Ich komme aus der linken Tradition. Wilhelm Reich, Körperarbeit, an den Aggressionen arbeiten, Psychotherapie mit politischem Bewußtsein zu verbinden – das war mein Programm. 1984 habe ich mit biodynamischen Massagen begonnen und dann 13 Jahre lang mit Kollegen Gruppentherapien angeboten.
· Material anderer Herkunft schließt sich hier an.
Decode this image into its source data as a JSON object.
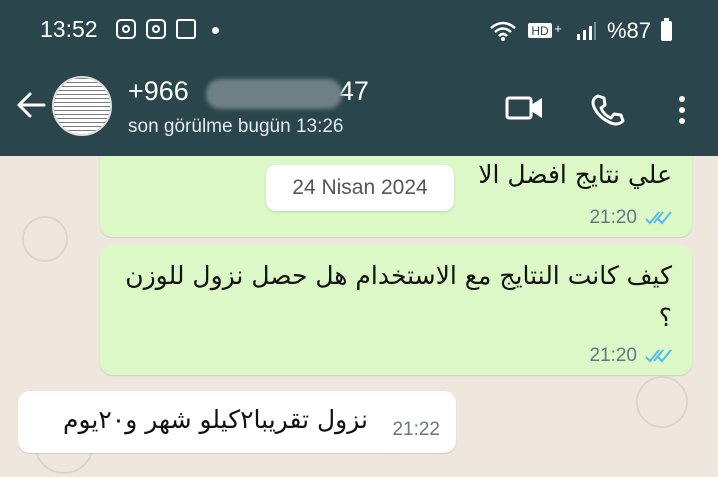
{
  "status_bar": {
    "time": "13:52",
    "battery": "%87",
    "icons": [
      "instagram-icon",
      "instagram-icon",
      "image-icon",
      "notification-dot-icon",
      "wifi-icon",
      "hd-plus-icon",
      "signal-icon",
      "battery-icon"
    ]
  },
  "header": {
    "contact_visible_prefix": "+966",
    "contact_visible_suffix": "47",
    "last_seen": "son görülme bugün 13:26",
    "icons": [
      "back-icon",
      "video-call-icon",
      "voice-call-icon",
      "more-vert-icon"
    ]
  },
  "chat": {
    "date_label": "24 Nisan 2024",
    "messages": [
      {
        "direction": "outgoing",
        "text": "علي نتايج افضل الا",
        "time": "21:20",
        "status": "read"
      },
      {
        "direction": "outgoing",
        "text": "كيف كانت النتايج مع الاستخدام هل حصل نزول للوزن ؟",
        "time": "21:20",
        "status": "read"
      },
      {
        "direction": "incoming",
        "text": "نزول تقريبا٢كيلو شهر و٢٠يوم",
        "time": "21:22"
      }
    ]
  },
  "colors": {
    "header_bg": "#2a454b",
    "chat_bg": "#efe7de",
    "outgoing_bubble": "#dcf8c6",
    "incoming_bubble": "#ffffff",
    "read_tick": "#53bdeb"
  }
}
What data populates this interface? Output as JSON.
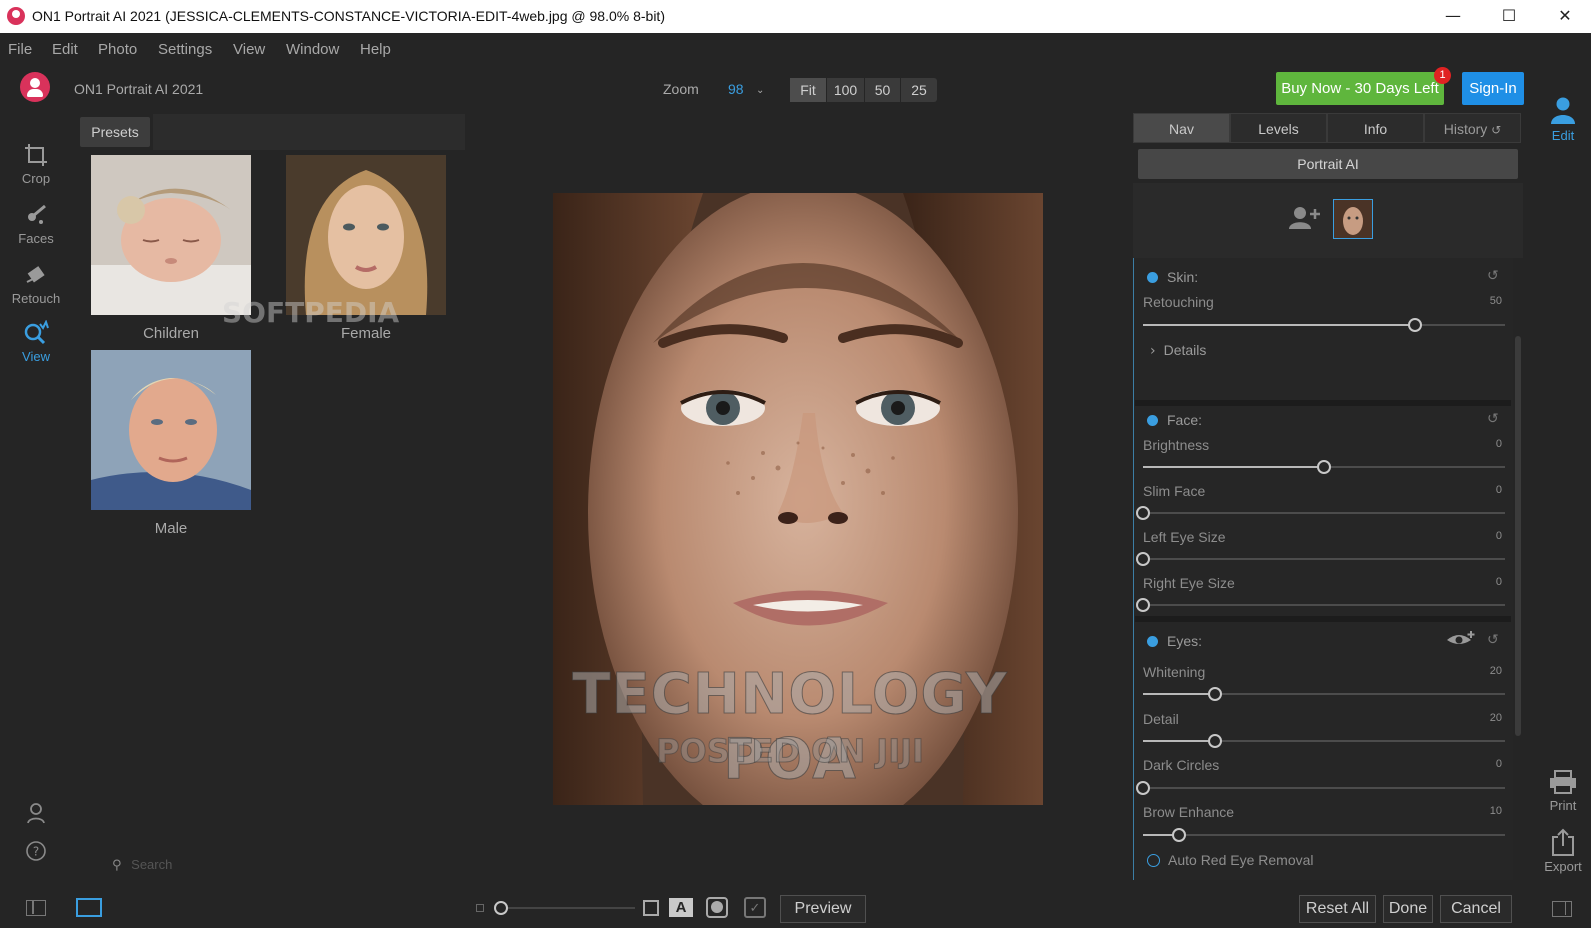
{
  "window": {
    "title": "ON1 Portrait AI 2021 (JESSICA-CLEMENTS-CONSTANCE-VICTORIA-EDIT-4web.jpg @ 98.0% 8-bit)",
    "controls": [
      "minimize-icon",
      "maximize-icon",
      "close-icon"
    ]
  },
  "menu": [
    "File",
    "Edit",
    "Photo",
    "Settings",
    "View",
    "Window",
    "Help"
  ],
  "toolbar": {
    "app_name": "ON1 Portrait AI 2021",
    "zoom_label": "Zoom",
    "zoom_value": "98",
    "zoom_presets": [
      "Fit",
      "100",
      "50",
      "25"
    ],
    "buy_label": "Buy Now - 30 Days Left",
    "buy_badge": "1",
    "signin_label": "Sign-In"
  },
  "left_tools": [
    {
      "label": "Crop",
      "icon": "crop-icon"
    },
    {
      "label": "Faces",
      "icon": "faces-icon"
    },
    {
      "label": "Retouch",
      "icon": "retouch-icon"
    },
    {
      "label": "View",
      "icon": "view-icon",
      "active": true
    }
  ],
  "presets": {
    "tab_label": "Presets",
    "items": [
      "Children",
      "Female",
      "Male"
    ],
    "search_placeholder": "Search"
  },
  "watermarks": {
    "softpedia": "SOFTPEDIA",
    "line1": "TECHNOLOGY POA",
    "line2": "POSTED ON JIJI"
  },
  "right_panel": {
    "tabs": [
      "Nav",
      "Levels",
      "Info",
      "History"
    ],
    "portrait_label": "Portrait AI",
    "skin": {
      "title": "Skin:",
      "sliders": [
        {
          "label": "Retouching",
          "value": 50
        }
      ],
      "details_label": "Details"
    },
    "face": {
      "title": "Face:",
      "sliders": [
        {
          "label": "Brightness",
          "value": 0
        },
        {
          "label": "Slim Face",
          "value": 0
        },
        {
          "label": "Left Eye Size",
          "value": 0
        },
        {
          "label": "Right Eye Size",
          "value": 0
        }
      ]
    },
    "eyes": {
      "title": "Eyes:",
      "sliders": [
        {
          "label": "Whitening",
          "value": 20
        },
        {
          "label": "Detail",
          "value": 20
        },
        {
          "label": "Dark Circles",
          "value": 0
        },
        {
          "label": "Brow Enhance",
          "value": 10
        }
      ],
      "red_eye_label": "Auto Red Eye Removal"
    }
  },
  "right_tools": [
    {
      "label": "Edit",
      "icon": "edit-person-icon",
      "active": true
    },
    {
      "label": "Print",
      "icon": "print-icon"
    },
    {
      "label": "Export",
      "icon": "export-icon"
    }
  ],
  "bottom": {
    "preview_label": "Preview",
    "reset_all_label": "Reset All",
    "done_label": "Done",
    "cancel_label": "Cancel"
  },
  "colors": {
    "accent": "#3a9ee0",
    "buy": "#5fb63d",
    "signin": "#1f8fe6",
    "brand": "#d9325b"
  }
}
Inzwischen ist alles anders.
Die Forschung hat gezeigt, dass Erlerntes im Gehirn Prägungen hinterlässt, wodurch man immer wieder auf bestimmte Gefühlszustände zurückfällt. Schon deswegen will ich Wut oder Aggression nicht mehr zum Ausgangspunkt einer Therapie machen. Ich konzentriere mich heute auf das Positive. Ich will Menschen unterstützen, die sich selbst zum Wohlfühlen verhelfen wollen. Ich schlage ihnen vor, den Tag möglichst schön zu beginnen, weil sie davon den Rest des Tages profitieren. Sie sollen lernen, sich selbst zu achten und womöglich gar Liebe zu empfinden.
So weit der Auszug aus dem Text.